Ho visto, nei paesi che la sorte mi ha fatto percorrere e nelle osterie dove ho servito, un’enorme quantità di persone che esecravano la propria esistenza; ma ne ho viste soltanto dodici metter fine volontariamente alla loro miseria; tre negri, quattro inglesi, quattro ginevrini e un professore tedesco chiamato Robeck.

***

La cattiveria degli uomini gli si mostrava in tutta la sua bruttura; si nutriva solo di idee tristi.

***

“Dovete avere, disse Candido al turco, una vasta e magnifica terra. – Ho soltanto venti jugeri, li coltivo con i miei figli; il lavoro allontana da noi tre grandi mali: la noia, il vizio e il bisogno.”

Candido, tornando alla fattoria, fece profonde riflessioni sulle parole del turco. Disse a Pangloss e a Martino: “Mi pare che quel buon vecchio abbia un destino migliore di quello dei sei re con i quali abbiamo avuto l’onere di cenare. (…) So anche, disse Candido, che bisogna coltivare il nostro giardino. – (…) Lavoriamo senza discutere, disse Martino, è il solo mezzo per rendere la vita sopportabile.”



La mia recensione



Voltaire scrisse quest’opera sotto anonimato, ma il romanzo fu ben presto attribuito a lui, perché “l’incomparabile esprit de Voltaire non poteva essere più dissimulato, poiché una ormai vasta produzione letteraria ed epistolare lo aveva reso celebre in tutta Europa”. (cit. Riccardo Campi nella Premessa)

Ma anche perché il modo di scrivere dell’autore è definito e netto, arguto e sagace che si riconosce subito. Concorcet nel suo Vie de Voltaire del 1791, scrive su Voltaire: “ha la sfortuna di sembrare facile, invece esige un talento raro, quello di saper esprimere in una battuta, in un lampo di fantasia, o attraverso gli avvenimenti stessi del romanzo, i risultati di una profonda filosofia, senza smettere di essere naturale, senza smettere di essere vero… Si deve essere filosofo, e non sembrarlo”.
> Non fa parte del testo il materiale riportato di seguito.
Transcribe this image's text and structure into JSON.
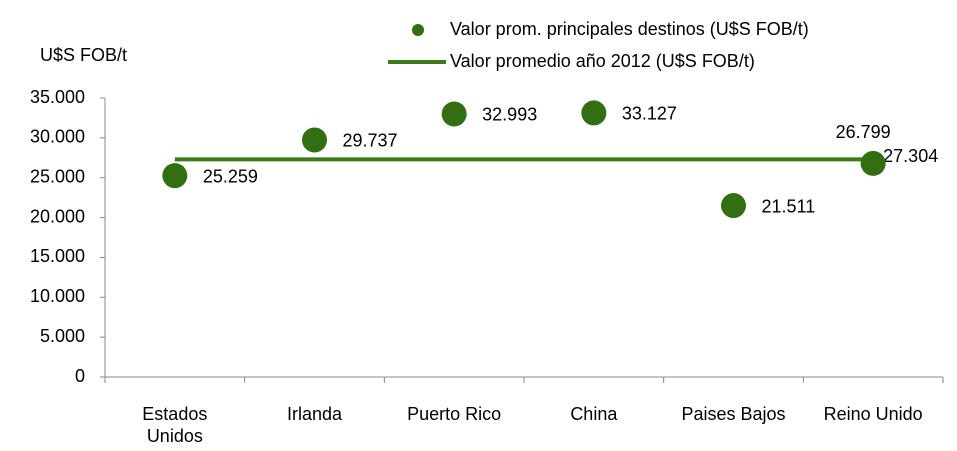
{
  "chart_data": {
    "type": "scatter",
    "ylabel": "U$S FOB/t",
    "categories": [
      "Estados Unidos",
      "Irlanda",
      "Puerto Rico",
      "China",
      "Paises Bajos",
      "Reino Unido"
    ],
    "series": [
      {
        "name": "Valor prom. principales destinos (U$S FOB/t)",
        "type": "scatter",
        "color": "#336e12",
        "values": [
          25259,
          29737,
          32993,
          33127,
          21511,
          26799
        ],
        "value_labels": [
          "25.259",
          "29.737",
          "32.993",
          "33.127",
          "21.511",
          "26.799"
        ]
      },
      {
        "name": "Valor promedio año 2012 (U$S FOB/t)",
        "type": "line",
        "color": "#3d7a1a",
        "values": [
          27304,
          27304,
          27304,
          27304,
          27304,
          27304
        ],
        "value_labels": [
          null,
          null,
          null,
          null,
          null,
          "27.304"
        ]
      }
    ],
    "ylim": [
      0,
      35000
    ],
    "yticks": [
      0,
      {
        "value": 5000,
        "label": "5.000"
      },
      {
        "value": 10000,
        "label": "10.000"
      },
      {
        "value": 15000,
        "label": "15.000"
      },
      {
        "value": 20000,
        "label": "20.000"
      },
      {
        "value": 25000,
        "label": "25.000"
      },
      {
        "value": 30000,
        "label": "30.000"
      },
      {
        "value": 35000,
        "label": "35.000"
      }
    ],
    "grid": false
  }
}
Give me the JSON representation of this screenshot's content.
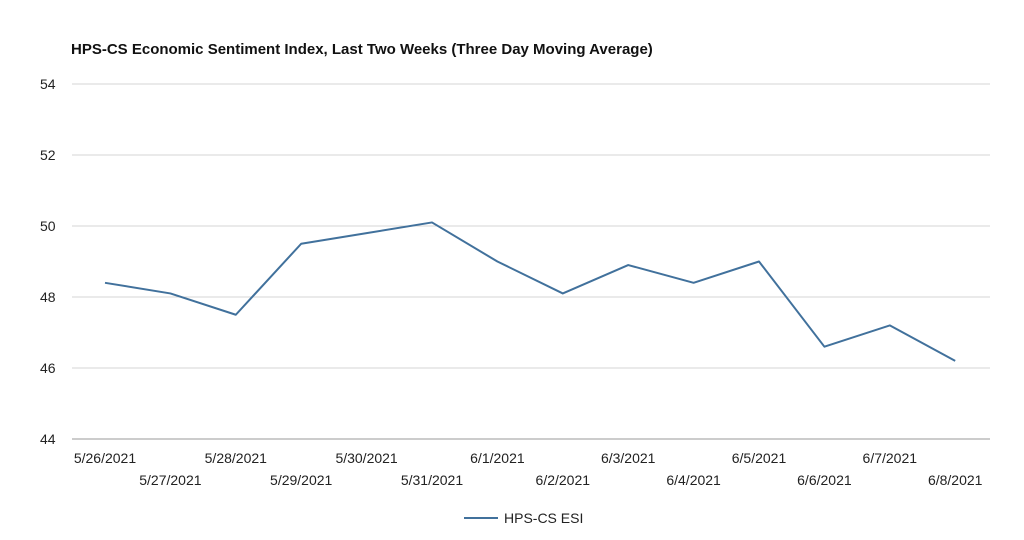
{
  "chart_data": {
    "type": "line",
    "title": "HPS-CS Economic Sentiment Index, Last Two Weeks (Three Day Moving Average)",
    "xlabel": "",
    "ylabel": "",
    "categories": [
      "5/26/2021",
      "5/27/2021",
      "5/28/2021",
      "5/29/2021",
      "5/30/2021",
      "5/31/2021",
      "6/1/2021",
      "6/2/2021",
      "6/3/2021",
      "6/4/2021",
      "6/5/2021",
      "6/6/2021",
      "6/7/2021",
      "6/8/2021"
    ],
    "series": [
      {
        "name": "HPS-CS ESI",
        "color": "#41719c",
        "values": [
          48.4,
          48.1,
          47.5,
          49.5,
          49.8,
          50.1,
          49.0,
          48.1,
          48.9,
          48.4,
          49.0,
          46.6,
          47.2,
          46.2
        ]
      }
    ],
    "ylim": [
      44,
      54
    ],
    "yticks": [
      "44",
      "46",
      "48",
      "50",
      "52",
      "54"
    ],
    "grid": true,
    "legend": "bottom-center"
  }
}
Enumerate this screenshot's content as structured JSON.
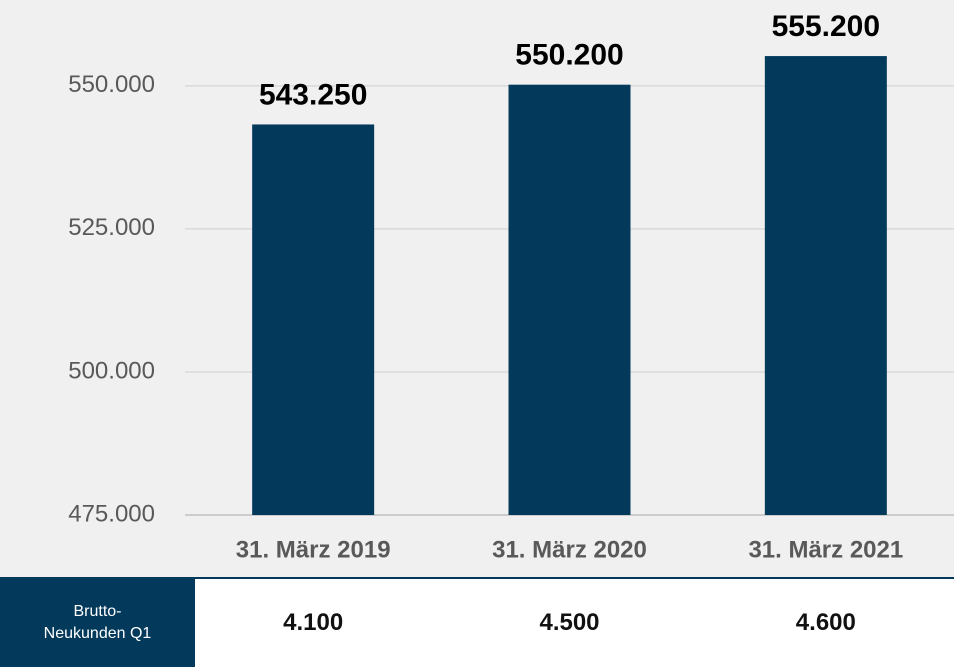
{
  "chart_data": {
    "type": "bar",
    "categories": [
      "31. März 2019",
      "31. März 2020",
      "31. März 2021"
    ],
    "values": [
      543250,
      550200,
      555200
    ],
    "value_labels": [
      "543.250",
      "550.200",
      "555.200"
    ],
    "color": "#033a5b",
    "ylim": [
      475000,
      565000
    ],
    "yticks": [
      {
        "value": 475000,
        "label": "475.000"
      },
      {
        "value": 500000,
        "label": "500.000"
      },
      {
        "value": 525000,
        "label": "525.000"
      },
      {
        "value": 550000,
        "label": "550.000"
      }
    ],
    "grid": true
  },
  "table": {
    "header": "Brutto-Neukunden Q1",
    "values": [
      4100,
      4500,
      4600
    ],
    "value_labels": [
      "4.100",
      "4.500",
      "4.600"
    ]
  }
}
Voltaire attacca l’approccio filosofico che “tutto è bene”. Dopo il disastroso terremoto di Lisbona del 1755 egli “cristallizzò nei freddi alessandrini in rima baciata del Poème sur le dèsastre de Lisbonine, nel quale, in un profluvio di vocativi e domande retoriche, egli esprimeva i propri dubbi sulla fondatezza dell’ottimismo metafisico di Leibniz e di Alexander Pope”. Candido è la summa di questa sua destrutturazione del pensiero filosofico di Leibniz. Nella filosofia ottimistica Voltaire, infatti, scorgeva non solo un ero acquiescente fatalismo, inteso a scoraggiare ogni umana attività in nome della provvidenziale immodificabilità dell’esistente, ma anche una delle solite imposture della “metafisico-teologo-cosmolonigologia” ovvero un “Romanzo metafisico” che egli sentiva come un oltraggio al bon sens e alla ragionevolezza, il quale aggiungeva alle “tante miserie e orrori (del mondo) l’assurda furia di negarle”. (cit. R. Campi)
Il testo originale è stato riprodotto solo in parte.